SRINAGAR, India (Reuters) - India on Thursday will lift an advisory asking tourists and pilgrims to leave Jammu & Kashmir, further rolling back steps taken during a crackdown launched before the government scrapped the special status of the Muslim majority state two months ago.
But underlining the continued security risks after the state government issued its advisory late on Monday, police said on Tuesday that two militants belonging to Pakistan-based Lashkar-e-Taiba (LeT) had been killed.
A military official told Reuters the militants were caught in a firefight in Pulwama district, some 25 kilometres (16 miles) south of Srinagar, the state’s summer capital, and in the same area where in February a suicide bomber rammed a car into a bus carrying Indian paramilitary police.
A police official, who declined to be named, said the two deaths meant six militants had been killed since the crackdown began in August.
Thousands of Indian tourists, pilgrims and workers fled Jammu & Kashmir in early August after authorities issued a security alert over possible militant attacks by Pakistan-backed groups, assertions rejected by Islamabad.
Telephone and internet services were suspended and public movements restricted in some areas to prevent protests hours before India announced it had revoked the region’s special status.
Some curbs have since been lifted. On Sunday, some 15 members of the main National Conference party were allowed to meet two senior leaders detained in the crackdown.

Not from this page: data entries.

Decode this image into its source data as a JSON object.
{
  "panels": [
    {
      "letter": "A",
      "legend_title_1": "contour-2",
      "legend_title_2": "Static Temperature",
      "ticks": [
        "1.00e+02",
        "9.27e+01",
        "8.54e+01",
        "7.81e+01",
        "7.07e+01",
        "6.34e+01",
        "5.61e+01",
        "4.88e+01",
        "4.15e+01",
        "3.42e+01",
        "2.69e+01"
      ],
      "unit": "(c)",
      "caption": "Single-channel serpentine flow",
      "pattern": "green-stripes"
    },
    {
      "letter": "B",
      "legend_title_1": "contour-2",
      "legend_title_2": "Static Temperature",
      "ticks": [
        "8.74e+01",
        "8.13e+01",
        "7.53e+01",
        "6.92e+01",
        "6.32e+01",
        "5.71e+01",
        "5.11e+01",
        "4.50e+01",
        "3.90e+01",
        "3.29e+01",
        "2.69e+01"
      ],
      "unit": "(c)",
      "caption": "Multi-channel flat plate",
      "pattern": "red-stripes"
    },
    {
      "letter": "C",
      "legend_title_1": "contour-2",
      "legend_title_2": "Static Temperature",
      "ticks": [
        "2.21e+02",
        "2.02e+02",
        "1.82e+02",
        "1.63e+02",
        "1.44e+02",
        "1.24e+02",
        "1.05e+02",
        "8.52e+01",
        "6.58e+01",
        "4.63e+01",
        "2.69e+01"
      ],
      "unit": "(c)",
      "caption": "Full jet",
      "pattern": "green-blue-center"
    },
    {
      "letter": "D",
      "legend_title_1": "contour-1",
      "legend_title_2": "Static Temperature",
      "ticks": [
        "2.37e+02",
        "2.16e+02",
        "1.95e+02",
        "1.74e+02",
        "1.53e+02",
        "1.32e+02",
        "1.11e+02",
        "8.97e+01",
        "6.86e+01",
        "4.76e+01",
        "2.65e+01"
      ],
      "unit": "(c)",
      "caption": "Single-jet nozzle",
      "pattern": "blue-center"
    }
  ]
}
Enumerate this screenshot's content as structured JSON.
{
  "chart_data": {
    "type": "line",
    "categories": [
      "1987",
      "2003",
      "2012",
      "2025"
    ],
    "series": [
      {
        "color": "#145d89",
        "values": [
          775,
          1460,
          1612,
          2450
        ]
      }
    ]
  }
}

However, mobile and internet services are largely still blocked in the Kashmir valley.
Kashmir touts itself as a “Paradise on Earth” and is known for its mountains, glaciers and Dal Lake, a favourite destination centuries ago for Mughal emperors escaping the summer heat of India’s plains.
However, Britain and other countries still have advisories in place discouraging their citizens from travelling to Jammu and Kashmir, where a grenade attack injured 10 people at the weekend.
A military official, who also declined to be named, said the militants’ deaths on Monday came after the military set up checkpoints and laid ambushes in orchards.
Kashmir is divided between India and Pakistan, and both claim the territory in full. More than 40,000 people have been killed in an insurgency in the Indian part of Kashmir since 1989.
Prime Minister Narendra Modi’s government says scrapping the state’s special status was necessary to integrate it fully into the rest of India and spur development. Critics say the decision will alienate people further and fuel armed resistance.